In Sparks v. Duane Devecka, 2:19-cv-1286, 2023 WL 4533680 (W.D.Pa. July 13, 2023) (J. Ranjan), the court denied defendant’s motion for summary judgment on plaintiff’s claim of hostile work environment sexual harassment under Title VII of the Civil Rights Act of 1964.
In this case, plaintiff alleged that she worked for the defendant for a very brief time – one week – but that “that short time was marred by persistent inappropriate conduct, including unwanted touching, flirting, and sexual comments” which “culminated in an incident during which Ms. Sparks claims Mr. Devecka assaulted her as she was exiting the restroom” in which “he forcefully squeezed and shook her by her buttocks and, in doing so, groped her anus and vagina.”
The court easily determined that plaintiff raised genuine issues of material fact as to whether this alleged conduct met Title VII’s “severe or pervasive” standard.
From the decision:
Crediting Ms. Sparks’s version of events, just as the use of an odious slur in the workplace is degrading and humiliating in the extreme, direct contact with an intimate body part constitutes one of the most severe forms of sexual harassment. Indeed, courts have found similar incidents to the one described by Ms. Sparks to be severe enough to create an issue of fact for a hostile work environment claim. See, e.g., Winkler v. Progressive Bus. Publications, 200 F. Supp. 3d 514, 519 (E.D. Pa. 2016) (“[T]he single incident in question was far more than a mere offensive utterance: [defendant] placed his hand inside [plaintiff’s] bra while telling her she should probably have to dance for the single dollar bills he placed there.”); Riley, 2021 WL 4597066, at *7 (finding harassment severe where defendant “groped Plaintiff’s breasts and buttocks in addition to wrapping his arm around her neck, pulled her to him, and sucking, kissing, and licking her neck. He also pushed her against a wall and attempted to kiss her on the lips.”); Reid v. Ingerman Smith LLP, 876 F. Supp. 2d 176, 185 (E.D.N.Y. 2012) (single incident of supervisor “grabb[ing] and squeez[ing] one of [plaintiff’s] breasts” was conduct sufficiently “severe to constitute a hostile work environment”); Swiderski v. Urban Outfitters, Inc., No. 14-6307, 2017 WL 6502221, at *5 (S.D.N.Y. Dec. 18, 2017) (single incident of customer reaching for plaintiff’s face, putting his thumbs in her mouth, licking her cheek, and attempting to grab her chest was “sufficiently severe by itself to create a hostile work environment.”). The Court therefore finds that the alleged assault makes the harassment severe enough to allow her claim to move forward.

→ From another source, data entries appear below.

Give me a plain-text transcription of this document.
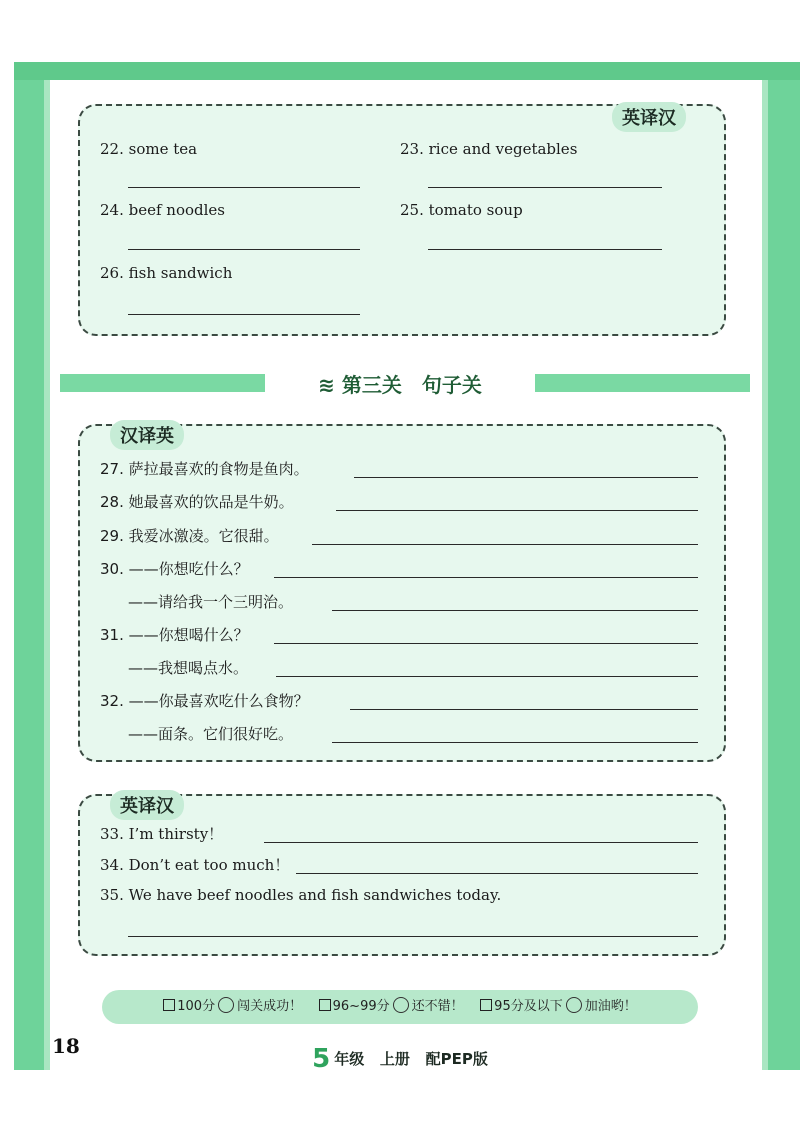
︾
︾
︾
英译汉
22. some tea	23. rice and vegetables
24. beef noodles	25. tomato soup
26. fish sandwich
≋ 第三关　句子关
汉译英
27. 萨拉最喜欢的食物是鱼肉。
28. 她最喜欢的饮品是牛奶。
29. 我爱冰激凌。它很甜。
30. ——你想吃什么？
——请给我一个三明治。
31. ——你想喝什么？
——我想喝点水。
32. ——你最喜欢吃什么食物？
——面条。它们很好吃。
英译汉
33. I’m thirsty！
34. Don’t eat too much！
35. We have beef noodles and fish sandwiches today.
100分 闯关成功！ 96~99分 还不错！ 95分及以下 加油哟！
18	5 年级 上册 配PEP版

Two other factors bolster this conclusion. First, “the severity of sexual misconduct is compounded when the perpetrator is in a supervisory position over the plaintiff.” Mr. Devecka wasn’t just Ms. Sparks’s supervisor; he owned the entire business. There was no greater authority at her workplace to turn to when this incident happened. A jury could easily find this harassing behavior by the owner of the business, who “had significant authority over [the employee] on a day-to-day basis and the ability to influence the rest of the employee’s career[,] to be objectively more severe than the same behavior by a fellow employee.” EEOC v. Dairbrook Med. Clinic, 609 F.3d 320, 329 (4th Cir. 2010).

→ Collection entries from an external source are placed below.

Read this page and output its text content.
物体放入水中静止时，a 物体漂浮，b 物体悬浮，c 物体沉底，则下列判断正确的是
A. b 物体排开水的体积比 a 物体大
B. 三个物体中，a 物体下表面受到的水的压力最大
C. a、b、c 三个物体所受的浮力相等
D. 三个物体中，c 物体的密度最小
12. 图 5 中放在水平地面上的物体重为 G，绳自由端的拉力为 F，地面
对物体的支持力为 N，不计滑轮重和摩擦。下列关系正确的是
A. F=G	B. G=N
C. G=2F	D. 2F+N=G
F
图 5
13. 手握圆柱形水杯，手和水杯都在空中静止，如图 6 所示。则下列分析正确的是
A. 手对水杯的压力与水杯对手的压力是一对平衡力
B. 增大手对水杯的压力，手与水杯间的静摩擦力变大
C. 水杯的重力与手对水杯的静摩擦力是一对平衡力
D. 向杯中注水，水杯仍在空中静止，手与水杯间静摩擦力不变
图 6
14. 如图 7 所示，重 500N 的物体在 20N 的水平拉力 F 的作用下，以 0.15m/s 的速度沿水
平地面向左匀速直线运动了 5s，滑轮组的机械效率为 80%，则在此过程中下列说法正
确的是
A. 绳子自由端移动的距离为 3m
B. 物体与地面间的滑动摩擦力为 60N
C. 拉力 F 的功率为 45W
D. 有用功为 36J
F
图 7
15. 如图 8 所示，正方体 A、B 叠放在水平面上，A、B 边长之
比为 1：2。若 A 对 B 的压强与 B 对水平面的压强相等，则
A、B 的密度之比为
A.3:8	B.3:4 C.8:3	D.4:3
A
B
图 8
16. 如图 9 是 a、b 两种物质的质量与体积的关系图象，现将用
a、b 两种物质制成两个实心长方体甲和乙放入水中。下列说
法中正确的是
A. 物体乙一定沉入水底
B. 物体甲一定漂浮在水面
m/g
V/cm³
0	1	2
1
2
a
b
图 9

Second, the assault occurred in the context of Mr. Devecka making other inappropriate physical contact with Ms. Sparks and subjecting her to unwanted flirtation and sexual comments during her brief employment. For example, over the course of her single week at Speedy Kleene, Mr. Devecka allegedly:
• Called Ms. Sparks pet names like “sweetie” and “babe” and told her that she had a “tight ass”;
• Patted, touched, or spanked her bottom, once or twice per shift;
• Told her she was “too pretty” for her boyfriend; and
• Acted “envious and annoyed” that she was in a relationship with someone else.
The assault occurring after Ms. Sparks suffered this other harassing behavior only added to her humiliation and embarrassment, which in turn makes the incident even more severe.
[Cleaned up; citations and internal quotation marks omitted.]
Next, the court held that the alleged conduct was “pervasive.” As to that point, the court explained that “the harassment need only either be severe or pervasive, not necessarily both, to create an actionable hostile work environment” and that the plaintiff here “endured some form of harassing behavior during every shift of her short tenure working for Mr. Devecka,” leading the court to conclude that it “cannot conceive of more ‘pervasive’ harassment than that.”